Reduction to MST / DP: 1120D
The first solution is to reduce this problem to MST. The idea of substituting between different tree nodes is similar to the way we make exchange argument in MST.
The second solution uses DP and the observation that we only need to care the cases where only one or zero vertice is left uncovered.

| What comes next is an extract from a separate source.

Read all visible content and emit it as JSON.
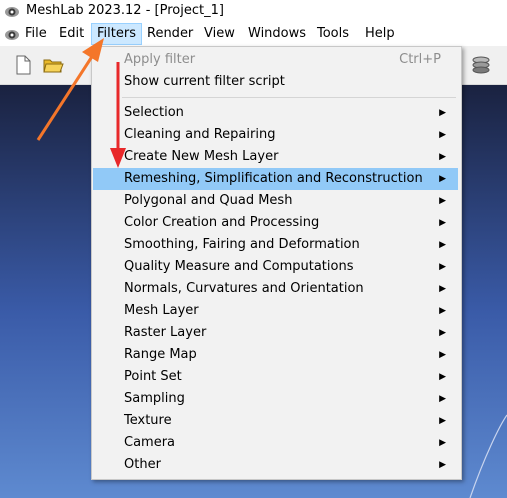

Almost Tree / Diameter: 835F
The graph is a almost tree, which contains a cycle and a bunch of trees attached to each node of the cycle. Ideally we want to enumerate the edge to delete. To do this, we can pick an arbitrary edge on the cycle, and do case analysis on whether it will be deleted. If yes, we can just run the diameter finding algorithm; If no, we can do some prefix/suffix sum around the cycle.

FFT / Segment Tree / Combinatorics: 1218E
1. While a good way to maintain single point/range update is to use a segment tree, it is still surprising to me that we can keep a frequency/sum list in each node and do convolution when merging nodes.
2. There is a step where we need to calculate array $s$ such that $$s_i = \sum_{j = 0}^{i} {{N – j}\choose{i – j}} \cdot t_j \cdot d^{i-j}$$. We can also use convolution to calculate this by spliting terms to those only related with $j$, $i – j$, $i$ respectively.
3. If we want to merge several intervals with complexity $O((n + m) \log (n + m))$. We can do this by pairing the smallest intervals together each time. This will yield a complexity of $L \log L$, where $L$ is the sum of all the intervals.

Segment Maintaining Max Prefix Sum: 1220F
We can keep the max prefix sums in a segment in two ways. One is using single point update and use a slightly more complicated merge function. Another is using lazy propagation directly on the prefix sum.

Divide-and-Conquer to Fit in Memory: 101E
If there is sufficient memory, we can do a straight-forward $O(n^2)$ DP. However, due to the tight memory constraint, in order to recover the answer, we will need to recursively find the middle point in the optimal answer using meet-in-the-middle tenique and divide the problems into the half, which yields a linear space complexity. In this way, the time complexity will be $O((n + m) ^ 2)$, which is still OK.

Reduction to Query in Segment Tree: 117D
One can see, when trying to caculate the sum, it is exactly like the process of querying sum in a segment tree.